Жду гостей или гостью, какую-то женщину? Против воли в голове Франчески вспыхнул четкий образ: Фабрицио и прекрасная незнакомка ужинают при свечах, а затем он целует эту незнакомку и… Перестань думать об этой чуши и отправь его восвояси, чтобы успеть поработать. В конце концов, ты же именно этого хочешь.

— Кажется, нет, — серьезно сказала она. И сразу решив, что это прозвучало грубо, добавила: — Но давайте проверим. На самом деле, посмотрите сами, я в таких вещах не очень разбираюсь.

Она подошла к шкафу, в котором Массимо хранил все, что, по его мнению, было полезно иметь под рукой, придвинула стремянку. И пока тянулась к коробке на верхней полке, вдруг осознала, как выглядит, и ей захотелось надеть что-нибудь менее детское, менее небрежное. Она чувствовала присутствие Фабрицио спиной. Покачнулась на ступеньке, цепляясь за чертову коробку, и чуть не упала. Он подхватил ее и мгновение сжимал в объятиях, надежных, крепких. А потом отпустил. Франческа обернулась, пылая от смущения.

— Думаю, лучше, если вы достанете его оттуда, — и она, показав на ящик с инструментами, слезла со стремянки. Они внезапно оказались лицом к лицу, очень близко — когда вернутся Массимо и девочки? — он поднял руки и одним движением снял ящик с верхней полки. Она посмотрела на него, улыбнулась, как бы говоря: «Ну вот видишь». Он засмеялся. Смеется, как смеются мужчины. Прекрати.
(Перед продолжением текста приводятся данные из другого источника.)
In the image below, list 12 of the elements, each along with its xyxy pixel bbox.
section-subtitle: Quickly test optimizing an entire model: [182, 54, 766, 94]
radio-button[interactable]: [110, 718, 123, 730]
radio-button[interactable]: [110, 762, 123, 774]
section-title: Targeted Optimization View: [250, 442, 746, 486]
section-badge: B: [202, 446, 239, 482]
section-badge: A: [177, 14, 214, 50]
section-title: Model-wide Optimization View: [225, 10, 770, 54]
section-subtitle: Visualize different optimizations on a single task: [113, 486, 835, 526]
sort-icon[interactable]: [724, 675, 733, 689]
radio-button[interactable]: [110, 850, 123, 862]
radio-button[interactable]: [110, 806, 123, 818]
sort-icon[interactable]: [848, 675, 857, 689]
— Ищите, — сказала она и ускользнула на кухню, будто ее ждали там какие-то важные дела.

Механически переставляя посуду — да-да, пусть будет готовка, — она ждала, пока Фабрицио уйдет, ругая себя: что с тобой, Франческа? Ты похожа на маленькую девочку. Через несколько минут он заглянул с гаечным ключом в руке.

— Спасибо.

— Пожалуйста.

Оставаться дальше на кухне казалось слишком интимным. Некуда отступить. Она ждала, пока Фабрицио соберется уходить. Он посмотрел ей прямо в глаза и спросил:

— Можно мне кофе?

— Да.

И он остался. Франческа молола кофе, чувствуя присутствие Фабрицио всей спиной, и ей было неловко. Где вы все? А потом — раз! — и ощущение пропало. Ушел — она поняла — наверное, в гостиную, и подумала: вернись. И упрекнула себя: что ты такое говоришь, он должен уйти, ты должна работать. Фабрицио исчез, растворился, не издавал ни звука. Где он? Она подавила желание выглянуть в коридор поискать и стала ждать, пока закипит кофе, положив руки на край плиты, не отрывая взгляд от кофеварки. Кофе никак не закипал. Затем, наконец, начала вспухать пенка. Франческа наполнила чашки, поставила их на поднос вместе с сахарницей и чайными ложками, покрутила головой: куда же подевался гость? Она вышла в гостиную и испугалась: Фабрицио неподвижно замер на фоне окна черным силуэтом. Потом шагнул к ней и взял поднос.

— Позволите?

И они снова оказались очень близко друг от друга. Массимо, где ты?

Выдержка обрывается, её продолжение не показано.